L’involuzione autoritaria registrata negli ultimi anni si è accompagnata all’inasprimento dei rapporti con Fethullah Gulen che non gradiva l’ostilità del Primo ministro nei confronti di Israele, e che a seguito dell’incidente della Freedom Flotilla nel 2010 prese pubblicamente le distanze da Erdogan che pur l’aveva aiutato ad allargare ulteriormente la sua influenza, (pervasiva nell’apparato giudiziario e nella polizia oltre che nei media e nel campo dell’educazione).
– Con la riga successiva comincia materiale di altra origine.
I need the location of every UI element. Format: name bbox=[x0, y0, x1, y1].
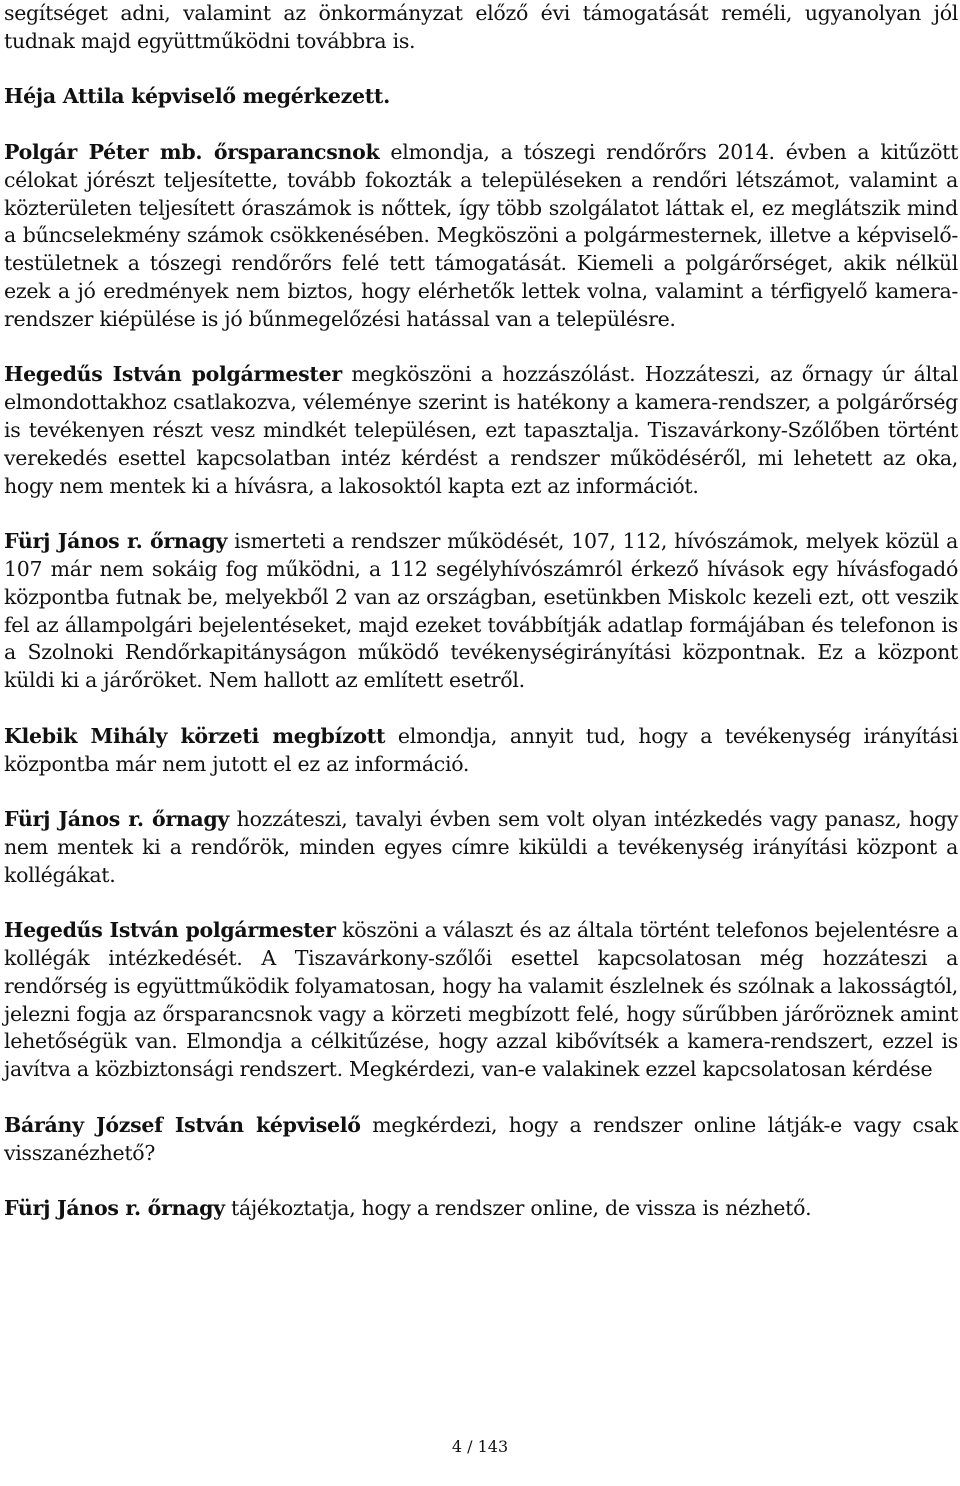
paragraph-furj-3 bbox=[4, 1195, 958, 1223]
paragraph-speaker: Héja Attila képviselő megérkezett. bbox=[4, 84, 390, 109]
paragraph-speaker: Klebik Mihály körzeti megbízott bbox=[4, 723, 386, 748]
paragraph-text: megköszöni a hozzászólást. Hozzáteszi, az őrnagy úr által elmondottakhoz csatlakozva, véleménye szerint is hatékony a kamera-rendszer, a polgárőrség is tevékenyen részt vesz mindkét településen, ezt tapasztalja. Tiszavárkony-Szőlőben történt verekedés esettel kapcsolatban intéz kérdést a rendszer működéséről, mi lehetett az oka, hogy nem mentek ki a hívásra, a lakosoktól kapta ezt az információt. bbox=[4, 362, 958, 498]
paragraph-speaker: Polgár Péter mb. őrsparancsnok bbox=[4, 139, 380, 164]
paragraph-hegedus-1 bbox=[4, 361, 958, 500]
paragraph-text: hozzáteszi, tavalyi évben sem volt olyan intézkedés vagy panasz, hogy nem mentek ki a rendőrök, minden egyes címre kiküldi a tevékenység irányítási központ a kollégákat. bbox=[4, 807, 958, 887]
paragraph-polgar-peter bbox=[4, 139, 958, 334]
paragraph-speaker: Fürj János r. őrnagy bbox=[4, 1196, 225, 1221]
paragraph-text: köszöni a választ és az általa történt telefonos bejelentésre a kollégák intézkedését. A Tiszavárkony-szőlői esettel kapcsolatosan még hozzáteszi a rendőrség is együttműködik folyamatosan, hogy ha valamit észlelnek és szólnak a lakosságtól, jelezni fogja az őrsparancsnok vagy a körzeti megbízott felé, hogy sűrűbben járőröznek amint lehetőségük van. Elmondja a célkitűzése, hogy azzal kibővítsék a kamera-rendszert, ezzel is javítva a közbiztonsági rendszert. Megkérdezi, van-e valakinek ezzel kapcsolatosan kérdése bbox=[4, 918, 958, 1082]
paragraph-text: segítséget adni, valamint az önkormányzat előző évi támogatását reméli, ugyanolyan jól tudnak majd együttműködni továbbra is. bbox=[4, 1, 958, 53]
paragraph-barany bbox=[4, 1112, 958, 1168]
document-page bbox=[4, 0, 958, 1251]
paragraph-speaker: Hegedűs István polgármester bbox=[4, 362, 342, 387]
paragraph-furj-1 bbox=[4, 528, 958, 695]
paragraph-speaker: Fürj János r. őrnagy bbox=[4, 529, 228, 554]
paragraph-klebik bbox=[4, 723, 958, 779]
paragraph-text: megkérdezi, hogy a rendszer online látják-e vagy csak visszanézhető? bbox=[4, 1112, 958, 1165]
paragraph-text: tájékoztatja, hogy a rendszer online, de vissza is nézhető. bbox=[224, 1196, 812, 1221]
paragraph-speaker: Hegedűs István polgármester bbox=[4, 918, 336, 943]
paragraph-text: elmondja, a tószegi rendőrőrs 2014. évben a kitűzött célokat jórészt teljesítette, tovább fokozták a településeken a rendőri létszámot, valamint a közterületen teljesített óraszámok is nőttek, így több szolgálatot láttak el, ez meglátszik mind a bűncselekmény számok csökkenésében. Megköszöni a polgármesternek, illetve a képviselő-testületnek a tószegi rendőrőrs felé tett támogatását. Kiemeli a polgárőrséget, akik nélkül ezek a jó eredmények nem biztos, hogy elérhetők lettek volna, valamint a térfigyelő kamera-rendszer kiépülése is jó bűnmegelőzési hatással van a településre. bbox=[4, 139, 959, 331]
paragraph-text: elmondja, annyit tud, hogy a tevékenység irányítási központba már nem jutott el ez az információ. bbox=[4, 723, 958, 776]
paragraph-speaker: Fürj János r. őrnagy bbox=[4, 807, 230, 832]
paragraph-intro bbox=[4, 0, 958, 56]
paragraph-hegedus-2 bbox=[4, 917, 958, 1084]
paragraph-arrival-note bbox=[4, 83, 958, 111]
paragraph-speaker: Bárány József István képviselő bbox=[4, 1112, 361, 1137]
paragraph-furj-2 bbox=[4, 806, 958, 889]
paragraph-text: ismerteti a rendszer működését, 107, 112, hívószámok, melyek közül a 107 már nem sokáig fog működni, a 112 segélyhívószámról érkező hívások egy hívásfogadó központba futnak be, melyekből 2 van az országban, esetünkben Miskolc kezeli ezt, ott veszik fel az állampolgári bejelentéseket, majd ezeket továbbítják adatlap formájában és telefonon is a Szolnoki Rendőrkapitányságon működő tevékenységirányítási központnak. Ez a központ küldi ki a járőröket. Nem hallott az említett esetről. bbox=[4, 529, 958, 693]
page-number: 4 / 143 bbox=[451, 1437, 509, 1456]
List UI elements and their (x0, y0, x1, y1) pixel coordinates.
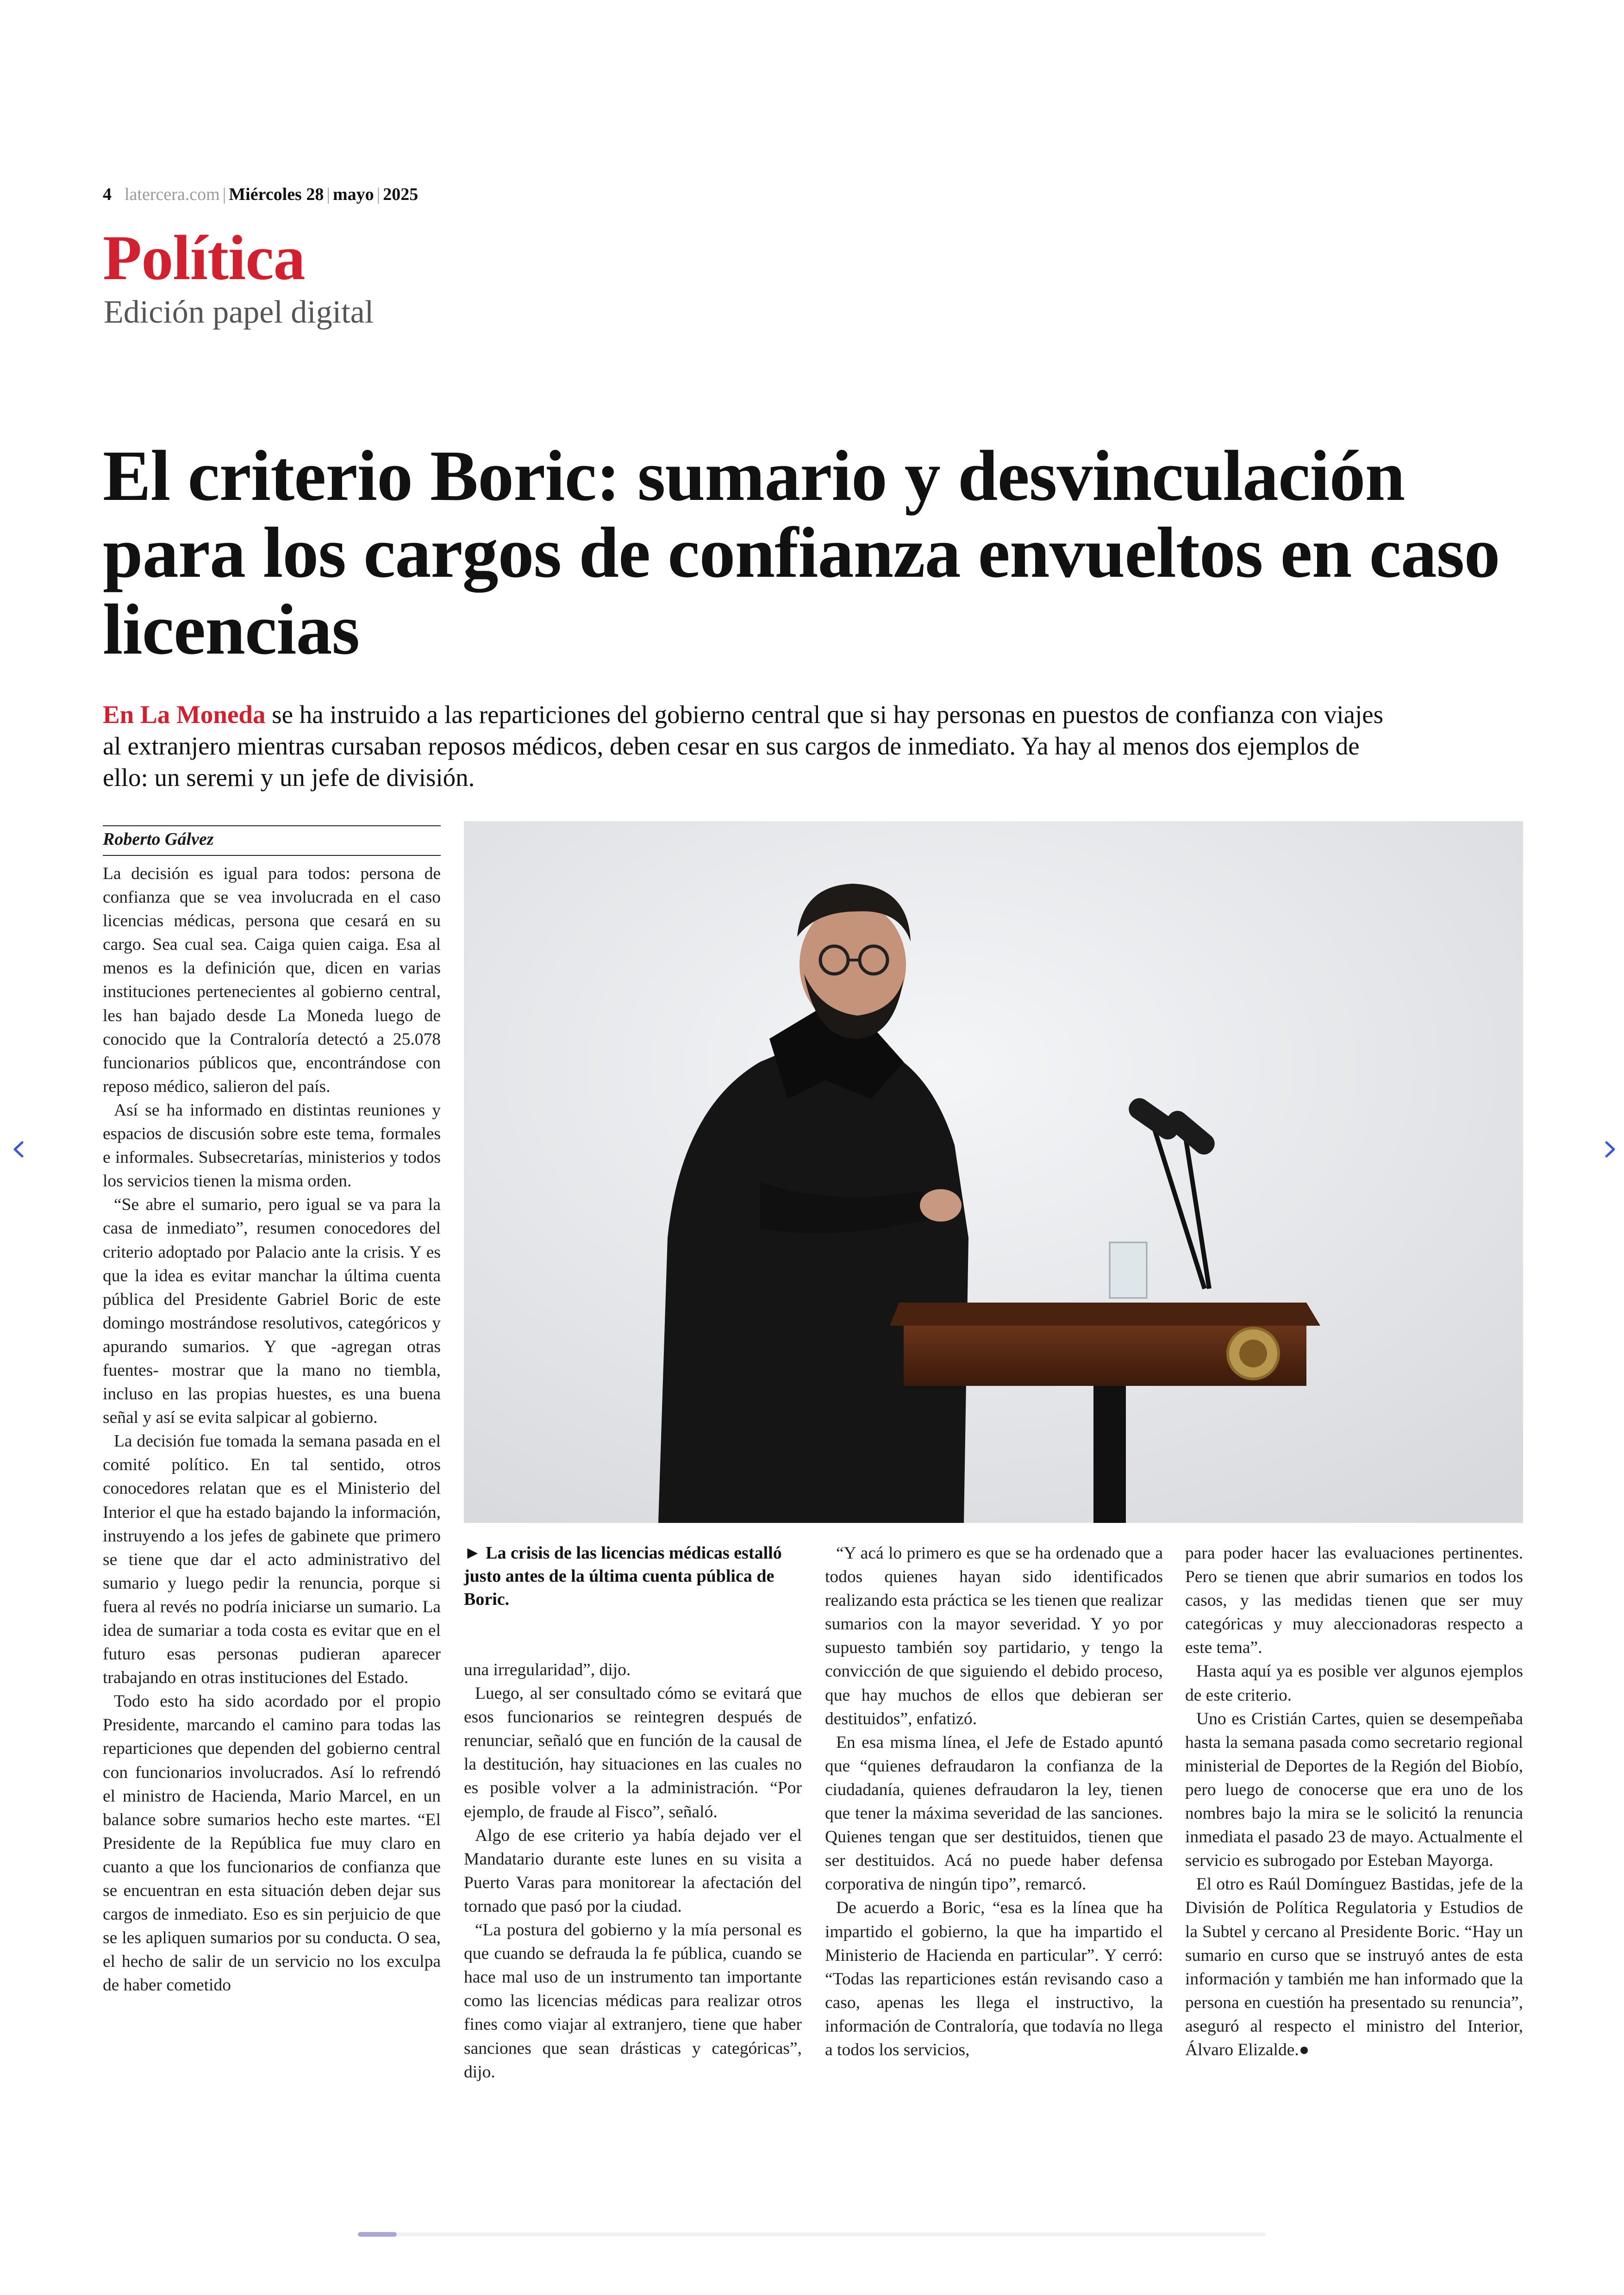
photo-illustration (464, 821, 1523, 1523)
byline: Roberto Gálvez (103, 825, 441, 856)
section-title: Política (103, 222, 305, 293)
paragraph: Hasta aquí ya es posible ver algunos ejemplos de este criterio. (1185, 1662, 1523, 1705)
page-scrollbar-thumb[interactable] (358, 2232, 397, 2237)
paragraph: Algo de ese criterio ya había dejado ver el Mandatario durante este lunes en su visita a Puerto Varas para monitorear la afectación del tornado que pasó por la ciudad. (464, 1826, 802, 1916)
paragraph: Todo esto ha sido acordado por el propio Presidente, marcando el camino para todas las reparticiones que dependen del gobierno central con funcionarios involucrados. Así lo refrendó el ministro de Hacienda, Mario Marcel, en un balance sobre sumarios hecho este martes. “El Presidente de la República fue muy claro en cuanto a que los funcionarios de confianza que se encuentran en esta situación deben dejar sus cargos de inmediato. Eso es sin perjuicio de que se les apliquen sumarios por su conducta. O sea, el hecho de salir de un servicio no los exculpa de haber cometido (103, 1692, 441, 1995)
paragraph: Uno es Cristián Cartes, quien se desempeñaba hasta la semana pasada como secretario regional ministerial de Deportes de la Región del Biobío, pero luego de conocerse que era uno de los nombres bajo la mira se le solicitó la renuncia inmediata el pasado 23 de mayo. Actualmente el servicio es subrogado por Esteban Mayorga. (1185, 1709, 1523, 1871)
article-headline: El criterio Boric: sumario y desvinculación para los cargos de confianza envueltos en caso licencias (103, 436, 1500, 669)
folio-line: 4 latercera.com | Miércoles 28 | mayo | 2025 (103, 185, 418, 204)
page-scrollbar-track[interactable] (358, 2233, 1266, 2236)
text-column-2 (464, 1658, 802, 2084)
chevron-left-icon (3, 1133, 35, 1166)
site-name[interactable]: latercera.com (125, 185, 220, 204)
photo-caption: ► La crisis de las licencias médicas estalló justo antes de la última cuenta pública de Boric. (464, 1543, 782, 1609)
issue-year: 2025 (383, 185, 418, 204)
paragraph: De acuerdo a Boric, “esa es la línea que ha impartido el gobierno, la que ha impartido el Ministerio de Hacienda en particular”. Y cerró: “Todas las reparticiones están revisando caso a caso, apenas les llega el instructivo, la información de Contraloría, que todavía no llega a todos los servicios, (825, 1898, 1163, 2059)
next-page-button[interactable] (1593, 1133, 1624, 1166)
paragraph: La decisión es igual para todos: persona de confianza que se vea involucrada en el caso licencias médicas, persona que cesará en su cargo. Sea cual sea. Caiga quien caiga. Esa al menos es la definición que, dicen en varias instituciones pertenecientes al gobierno central, les han bajado desde La Moneda luego de conocido que la Contraloría detectó a 25.078 funcionarios públicos que, encontrándose con reposo médico, salieron del país. (103, 864, 441, 1096)
text-column-1 (103, 862, 441, 1997)
chevron-right-icon (1593, 1133, 1624, 1166)
text-column-3 (825, 1541, 1163, 2062)
previous-page-button[interactable] (3, 1133, 35, 1166)
issue-day: Miércoles 28 (229, 185, 324, 204)
paragraph: una irregularidad”, dijo. (464, 1660, 631, 1679)
paragraph: “La postura del gobierno y la mía personal es que cuando se defrauda la fe pública, cuando se hace mal uso de un instrumento tan importante como las licencias médicas para realizar otros fines como viajar al extranjero, tiene que haber sanciones que sean drásticas y categóricas”, dijo. (464, 1921, 802, 2082)
paragraph: “Se abre el sumario, pero igual se va para la casa de inmediato”, resumen conocedores del criterio adoptado por Palacio ante la crisis. Y es que la idea es evitar manchar la última cuenta pública del Presidente Gabriel Boric de este domingo mostrándose resolutivos, categóricos y apurando sumarios. Y que -agregan otras fuentes- mostrar que la mano no tiembla, incluso en las propias huestes, es una buena señal y así se evita salpicar al gobierno. (103, 1195, 441, 1428)
lead-text: se ha instruido a las reparticiones del gobierno central que si hay personas en puestos de confianza con viajes al extranjero mientras cursaban reposos médicos, deben cesar en sus cargos de inmediato. Ya hay al menos dos ejemplos de ello: un seremi y un jefe de división. (103, 700, 1384, 792)
article-lead (103, 699, 1394, 793)
page-number: 4 (103, 185, 112, 204)
paragraph: para poder hacer las evaluaciones pertinentes. Pero se tienen que abrir sumarios en todos los casos, y las medidas tienen que ser muy categóricas y muy aleccionadoras respecto a este tema”. (1185, 1544, 1523, 1658)
article-photo (464, 821, 1523, 1523)
edition-label: Edición papel digital (104, 294, 374, 330)
paragraph: El otro es Raúl Domínguez Bastidas, jefe de la División de Política Regulatoria y Estudios de la Subtel y cercano al Presidente Boric. “Hay un sumario en curso que se instruyó antes de esta información y también me han informado que la persona en cuestión ha presentado su renuncia”, aseguró al respecto el ministro del Interior, Álvaro Elizalde.● (1185, 1875, 1523, 2059)
issue-month: mayo (332, 185, 374, 204)
lead-kicker: En La Moneda (103, 700, 266, 729)
paragraph: “Y acá lo primero es que se ha ordenado que a todos quienes hayan sido identificados realizando esta práctica se les tienen que realizar sumarios con la mayor severidad. Y yo por supuesto también soy partidario, y tengo la convicción de que siguiendo el debido proceso, que hay muchos de ellos que debieran ser destituidos”, enfatizó. (825, 1544, 1163, 1728)
paragraph: La decisión fue tomada la semana pasada en el comité político. En tal sentido, otros conocedores relatan que es el Ministerio del Interior el que ha estado bajando la información, instruyendo a los jefes de gabinete que primero se tiene que dar el acto administrativo del sumario y luego pedir la renuncia, porque si fuera al revés no podría iniciarse un sumario. La idea de sumariar a toda costa es evitar que en el futuro esas personas pudieran aparecer trabajando en otras instituciones del Estado. (103, 1432, 441, 1688)
paragraph: En esa misma línea, el Jefe de Estado apuntó que “quienes defraudaron la confianza de la ciudadanía, quienes defraudaron la ley, tienen que tener la máxima severidad de las sanciones. Quienes tengan que ser destituidos, tienen que ser destituidos. Acá no puede haber defensa corporativa de ningún tipo”, remarcó. (825, 1733, 1163, 1894)
paragraph: Luego, al ser consultado cómo se evitará que esos funcionarios se reintegren después de renunciar, señaló que en función de la causal de la destitución, hay situaciones en las cuales no es posible volver a la administración. “Por ejemplo, de fraude al Fisco”, señaló. (464, 1684, 802, 1821)
text-column-4 (1185, 1541, 1523, 2062)
paragraph: Así se ha informado en distintas reuniones y espacios de discusión sobre este tema, formales e informales. Subsecretarías, ministerios y todos los servicios tienen la misma orden. (103, 1100, 441, 1191)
La fine del sodalizio ha arrecato per oltre un decennio danni al paese, i due non hanno perso occasione di rivaleggiare a danno delle istituzioni e dei cittadini.
Recep Tayyip Erdogan rappresenta l’esempio di un politico asservito al potere che come ricorda Elias Canetti nella sua intima essenza e al suo culmine sdegna le trasformazioni, basta a se stesso, vuole soltanto se stesso. (..) esso non agisce a vantaggio di nulla e di nessuno.